Mifepristone and Vfend
Determining the interaction of Mifepristone and Vfend and the possibility of their joint administration.
In the database of official manuals used in the service creation an interaction registered by statistical results of studies was found, which can either lead to negative consequences for the patient health or strengthen a mutual positive effect. A doctor should be consulted to address the issue of joint drug administration.
Consumer:Talk to your doctor before using miFEPRIStone together with voriconazole. Combining these medications may significantly increase the blood levels and effects of miFEPRIStone. This may increase the risk and/or severity of side effects, particularly if you are on this medication for a prolonged period. You may need a dose adjustment or more frequent monitoring by your doctor to safely use both medications. It is important to tell your doctor about all other medications you use, including vitamins and herbs. Do not stop using any medications without first talking to your doctor.
Professional:GENERALLY AVOID: Mifepristone may prolong the QTc interval in a dose-related manner. Theoretically, coadministration with other agents that can prolong the QT interval may result in additive effects and increased risk of ventricular arrhythmias including torsade de pointes and sudden death. Mifepristone and its metabolites have been found to inhibit the hERG-encoded cardiac potassium channels responsible for the rapid delayed rectifier K+ (IKr) repolarizing current. However, there is little or no experience with high exposure, concomitant dosing with other QT-prolonging drugs, or potassium channel variants resulting in a long QT interval. In general, the risk of an individual agent or a combination of agents causing ventricular arrhythmia in association with QT prolongation is largely unpredictable but may be increased by certain underlying risk factors such as congenital long QT syndrome, cardiac disease, and electrolyte disturbances (e.g., hypokalemia, hypomagnesemia). Since mifepristone can commonly cause hypokalemia during prolonged use, this should also be considered during coadministration with other QT-prolonging drugs. In a study of patients with Cushing's syndrome, hypokalemia was observed in 44% of subjects treated with mifepristone. The hypokalemia responded to treatment with potassium supplementation and/or mineralocorticoid antagonist therapy (e.g., spironolactone or eplerenone).
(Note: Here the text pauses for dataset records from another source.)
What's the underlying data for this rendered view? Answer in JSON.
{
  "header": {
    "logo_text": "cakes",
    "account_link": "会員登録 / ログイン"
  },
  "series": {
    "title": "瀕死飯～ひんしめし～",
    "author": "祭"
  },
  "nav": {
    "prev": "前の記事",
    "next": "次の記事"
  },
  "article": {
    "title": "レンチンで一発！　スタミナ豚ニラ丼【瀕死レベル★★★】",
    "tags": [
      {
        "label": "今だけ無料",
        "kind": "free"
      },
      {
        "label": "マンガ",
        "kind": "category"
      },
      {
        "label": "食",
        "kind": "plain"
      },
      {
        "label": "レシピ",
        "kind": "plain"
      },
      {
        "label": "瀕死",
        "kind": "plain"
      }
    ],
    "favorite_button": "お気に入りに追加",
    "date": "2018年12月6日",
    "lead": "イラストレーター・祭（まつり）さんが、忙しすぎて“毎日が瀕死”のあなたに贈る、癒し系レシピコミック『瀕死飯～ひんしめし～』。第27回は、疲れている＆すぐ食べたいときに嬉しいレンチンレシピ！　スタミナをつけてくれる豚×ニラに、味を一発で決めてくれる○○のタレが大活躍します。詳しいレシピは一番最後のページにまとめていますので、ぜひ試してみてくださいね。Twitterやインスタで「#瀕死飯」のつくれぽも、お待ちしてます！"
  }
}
ADJUST DOSE: Coadministration with potent inhibitors of CYP450 3A4 such as ceritinib, clarithromycin, ketoconazole, posaconazole, saquinavir, telithromycin, and voriconazole may significantly increase the plasma concentrations of mifepristone, which is primarily metabolized by the isoenzyme. The clinical impact of this interaction has not been studied. Additionally, these agents may prolong the QT interval, which may potentiate the risk of cardiac arrhythmias when administered with mifepristone.
MANAGEMENT: When mifepristone is used daily to control hyperglycemia secondary to hypercortisolism in patients with endogenous Cushing's syndrome, coadministration with other drugs that can prolong the QT interval should generally be avoided. If concomitant use with ceritinib, clarithromycin, ketoconazole, posaconazole, saquinavir, telithromycin, or voriconazole is required and no alternatives are available, the dosage of mifepristone should be limited to 300 mg/day in accordance with labeling recommendation for use in combination with potent CYP450 3A4 inhibitors. Serum potassium should be assessed prior to starting mifepristone and 1 to 2 weeks following initiation of therapy or an increase in dosage, and periodically as needed. Hypokalemia must be corrected prior to initiation of mifepristone. Patients should be advised to seek medical attention if they experience potential signs and symptoms of hypokalemia such as fatigue, weakness, myalgia, muscle cramps, numbness, tingling, abdominal pain, constipation, palpitation, and irregular heart rhythm. Because mifepristone is eliminated slowly from the body, drug interactions may be observed for a prolonged period following discontinuation (approximately 2 to 3 weeks if mifepristone had been administered chronically to steady state).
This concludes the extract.